Emi adressa un salut général à sa grande fratrie si protectrice. La nouvelle chargée du Grand Conseil qu’elle était devenue ne pouvait s’attarder plus longtemps auprès des siens au risque de contrarier des gens importants, dont dépendait très certainement la paix internationale.

Elle rejoignit donc son père qui se trouvait déjà sur la pas de la porte.

Ils parcoururent au pas de course le chemin qui les menait directement au centre du village, dans un silence tendu.

Maxime et Laetitia les attendaient près d’un portail éphémère. Il s’étendait comme un écran translucide entre les deux extrémités de la grande place du marché, à cet instant dépeuplée. Seuls quelques herbes aromatiques et fruits écrasés sur le sol pavé irrégulièrement suggéraient son passage quelques heures plus tôt.

Dai agrippa l’épaule de sa fille avant qu’elle ne saisisse la main que lui tendait Maxime. Emi tourna la tête vers son père et croisa son regard. Elle le trouva étonnement nerveux.

— Te souviens-tu de ce que je t’ai dit ?

Emi hocha la tête.

— Faire profil bas, observer, être avenante et… écouter Raphaël, répéta-t-elle, obéissante.

— Bien. Je suis certain que tu t’en sortiras bien.

Emi rit jaune.

— Parce que je suis ta fille ?

Il secoua la tête et ses yeux noirs rencontrèrent ceux de sa fille. Leur profondeur la choqua. Àcet instant, il était très sérieux.

— Non. Parce que tu es sacrément futée.

Les yeux d’Emi s’écarquillèrent. D’où est-ce que cela sortait ? Depuis longtemps, elle avait abandonné l’idée d’attirer son attention, parce qu’elle avait appris qu’elle représentait pour lui une grande déception. Elle n’avait jamais souhaité suivre ses traces, mais après tout, en cela elle ne différait guère d’Ibuki. Pire, elle avait fait fi – la plupart du temps – de ses conseils et n’en faisait qu’à sa tête. Il aurait voulu avoir une fille obéissante, qu’il aurait pu marier dans la tradition de son pays et aurait vu quitter son giron. Mais non, elle s’était agrippée.
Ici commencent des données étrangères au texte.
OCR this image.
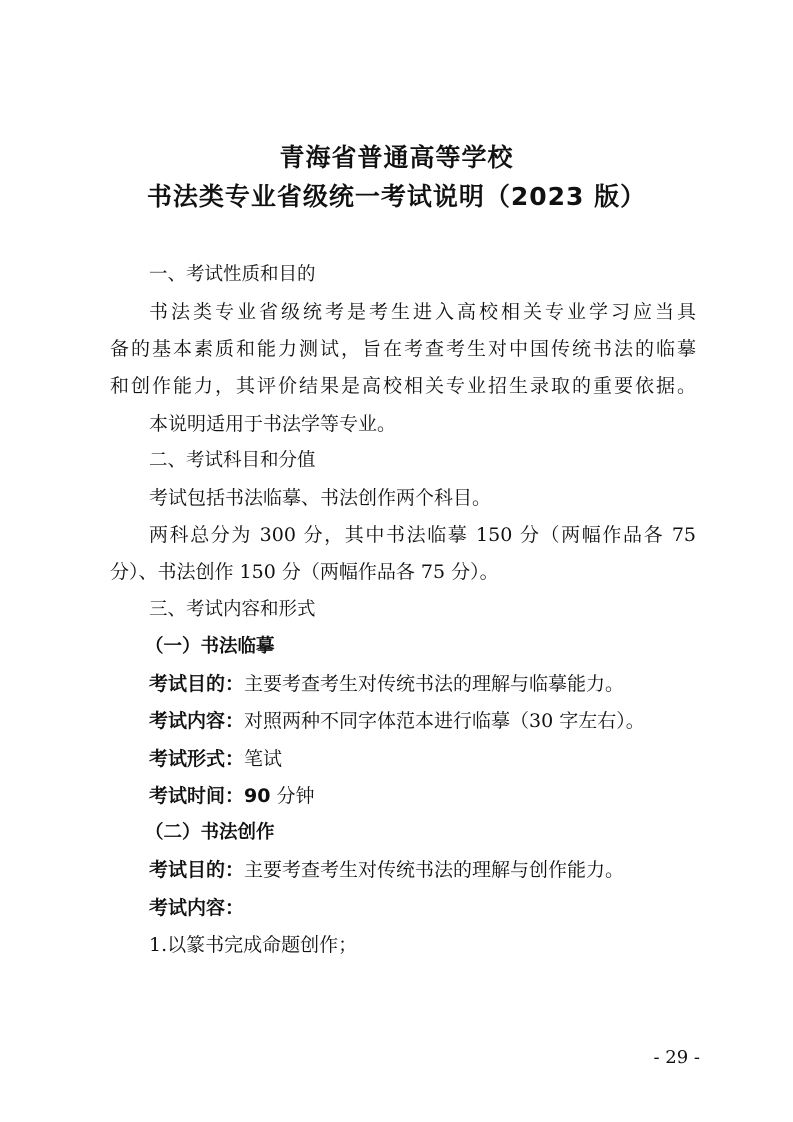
青海省普通高等学校
书法类专业省级统一考试说明（2023 版）
一、考试性质和目的
书法类专业省级统考是考生进入高校相关专业学习应当具
备的基本素质和能力测试，旨在考查考生对中国传统书法的临摹
和创作能力，其评价结果是高校相关专业招生录取的重要依据。
本说明适用于书法学等专业。
二、考试科目和分值
考试包括书法临摹、书法创作两个科目。
两科总分为 300 分，其中书法临摹 150 分（两幅作品各 75
分）、书法创作 150 分（两幅作品各 75 分）。
三、考试内容和形式
（一）书法临摹
考试目的：主要考查考生对传统书法的理解与临摹能力。
考试内容：对照两种不同字体范本进行临摹（30 字左右）。
考试形式：笔试
考试时间：90 分钟
（二）书法创作
考试目的：主要考查考生对传统书法的理解与创作能力。
考试内容：
1.以篆书完成命题创作；
- 29 -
Elle était une sorcière, personne ne pourrait la modeler et elle tenait à sa famille comme à la prunelle de ses yeux. Ces dernières années, il avait abandonné la plupart de ses espoirs la concernant, se désintéressant de son sort. Du moins, c’était ce qu’elle avait cru. Pourtant, il n’avait, semble-t-il, pas tant hâte que cela d’être délivré de sa présence. S’était-elle trompée ? Elle n’aurait pas l’occasion de répondre à cette question…

Émue, elle sourit à son père, pressa sa main toujours posée sur son épaule, avant de se détourner sur un au revoir un peu trop éraillé à son goût.
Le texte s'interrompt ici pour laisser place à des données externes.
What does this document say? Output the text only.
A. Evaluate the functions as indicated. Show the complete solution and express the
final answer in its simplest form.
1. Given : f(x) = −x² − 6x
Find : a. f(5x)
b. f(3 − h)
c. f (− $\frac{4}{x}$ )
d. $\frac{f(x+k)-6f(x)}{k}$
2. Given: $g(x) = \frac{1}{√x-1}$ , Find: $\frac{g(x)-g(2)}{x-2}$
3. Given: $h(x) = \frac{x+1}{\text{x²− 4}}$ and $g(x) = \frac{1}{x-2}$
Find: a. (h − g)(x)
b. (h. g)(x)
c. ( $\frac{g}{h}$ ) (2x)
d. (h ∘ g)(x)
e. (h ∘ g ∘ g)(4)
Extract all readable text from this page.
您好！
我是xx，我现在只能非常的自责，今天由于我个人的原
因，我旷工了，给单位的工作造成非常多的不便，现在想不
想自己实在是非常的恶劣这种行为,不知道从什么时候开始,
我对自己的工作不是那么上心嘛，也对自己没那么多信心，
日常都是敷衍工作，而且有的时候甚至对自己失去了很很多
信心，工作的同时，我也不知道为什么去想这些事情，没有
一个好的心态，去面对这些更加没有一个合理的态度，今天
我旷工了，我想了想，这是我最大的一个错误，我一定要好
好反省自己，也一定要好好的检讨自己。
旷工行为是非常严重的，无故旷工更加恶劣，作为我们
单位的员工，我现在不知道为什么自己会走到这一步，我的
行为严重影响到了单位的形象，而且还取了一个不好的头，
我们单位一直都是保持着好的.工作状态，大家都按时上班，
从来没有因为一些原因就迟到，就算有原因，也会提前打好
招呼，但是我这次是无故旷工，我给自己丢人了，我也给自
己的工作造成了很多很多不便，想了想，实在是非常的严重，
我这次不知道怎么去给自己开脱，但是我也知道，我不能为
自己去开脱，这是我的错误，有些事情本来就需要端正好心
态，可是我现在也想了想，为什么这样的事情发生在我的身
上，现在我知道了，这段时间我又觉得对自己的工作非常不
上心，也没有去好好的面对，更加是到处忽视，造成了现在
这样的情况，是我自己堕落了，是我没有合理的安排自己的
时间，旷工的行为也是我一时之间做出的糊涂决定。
Elle n’oublierait pas qu’il l’avait mise dans cette situation, mais se souviendrait que c’était pour de curieuses bonnes intentions. Elle n’approuvait pas ses méthodes, mais elle comprenait qu’il pensait faire pour le mieux. Qu’il considérait qu’il l’aiderait à grandir en la poussant en dehors de sa zone de confort. Il avait semble-t-il compris une chose sur elle. Elle avait besoin d’être un peu secouée pour sortir de sa chrysalide. Qui savait quelle papillon elle deviendrait ?
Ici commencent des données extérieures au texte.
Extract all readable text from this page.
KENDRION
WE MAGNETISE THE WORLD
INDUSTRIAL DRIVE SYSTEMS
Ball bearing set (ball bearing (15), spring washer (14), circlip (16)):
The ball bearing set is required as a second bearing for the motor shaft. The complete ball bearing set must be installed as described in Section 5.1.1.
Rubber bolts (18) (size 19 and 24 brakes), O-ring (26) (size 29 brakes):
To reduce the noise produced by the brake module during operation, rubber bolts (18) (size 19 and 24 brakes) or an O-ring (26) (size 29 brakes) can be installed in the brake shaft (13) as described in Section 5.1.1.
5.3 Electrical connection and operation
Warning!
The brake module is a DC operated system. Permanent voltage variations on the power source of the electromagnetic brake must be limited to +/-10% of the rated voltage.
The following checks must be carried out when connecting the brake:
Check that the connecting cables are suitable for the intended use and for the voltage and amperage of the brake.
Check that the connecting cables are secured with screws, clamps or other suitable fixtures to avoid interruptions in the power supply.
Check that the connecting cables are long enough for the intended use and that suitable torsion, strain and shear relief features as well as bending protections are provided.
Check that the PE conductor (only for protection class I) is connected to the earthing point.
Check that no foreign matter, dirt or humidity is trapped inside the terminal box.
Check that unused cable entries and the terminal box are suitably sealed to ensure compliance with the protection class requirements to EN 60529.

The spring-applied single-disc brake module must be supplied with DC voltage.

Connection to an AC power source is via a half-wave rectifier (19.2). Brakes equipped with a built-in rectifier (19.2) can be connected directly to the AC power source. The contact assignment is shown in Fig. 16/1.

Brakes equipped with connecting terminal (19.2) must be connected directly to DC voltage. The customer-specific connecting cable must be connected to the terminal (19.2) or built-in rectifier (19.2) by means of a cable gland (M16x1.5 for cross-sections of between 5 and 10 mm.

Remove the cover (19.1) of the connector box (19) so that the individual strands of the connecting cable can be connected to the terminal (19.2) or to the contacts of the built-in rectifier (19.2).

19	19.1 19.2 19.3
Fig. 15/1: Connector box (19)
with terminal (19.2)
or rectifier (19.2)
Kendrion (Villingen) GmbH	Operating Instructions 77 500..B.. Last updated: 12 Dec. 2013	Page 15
Emi saisit la main toujours tendue de Maxime et franchit avec lui le portail translucide étendu entre deux flux de Feu dimensionnel à leur intention par Laetitia. Seuls les sorciers d’Essence, ayant la capacité de manier les éléments originels de la dimension et les flux spatio-temporels, permettaient les voyages inter-dimensionnels en dehors des portails fixes.

Elle fut éblouie un instant, au moment de passer le portail, avant de découvrir le panorama verdoyant de la dimension changeforme. Elle lâcha la main de son chef de clan et tourna sur elle-même pour bien prendre conscience de ce qui l’entourait.

Le ciel de cette fin soirée mêlait l’orange au rouge. Les rayons de l’unique étoile des changeformes traversaient les feuilles violettes des arbres que toutes les dimensions magiques avaient en commun et se réverbéraient sur les obstacles nombreux de cette nature si dense. Emi se baissa pour observer de plus près un amas de fleurs qu’elle n’avait jamais vues que dans ses livres et posa des doigts aussi légers que possible sur les pétales d’un rose poudré si pur d’un des spécimens, craignant d’en altérer la perfection de son simple contact. Un murmure réjouit lui échappa quand elle ressentit la texture douce et fraîche.

Emi se releva et frôla de ses doigts l’écorce brun-rouge intense d’un arbre clairement millénaire. Elle leva ensuite les yeux et eut la chance de pouvoir voir passer une volée d’aucellus[i]bleus dans le ciel, entre le feuillage écarlate. Ils réfléchissaient de leurs grandes ailes étincelantes la lumière couchante du jour. Ils laissaient derrière leur passage de « la poussière d’aucellus » connue pour ses vertus curatives. Emi en ramassa du bout des doigts et goûta ce nectar divin avec un nouveau cri enjoué.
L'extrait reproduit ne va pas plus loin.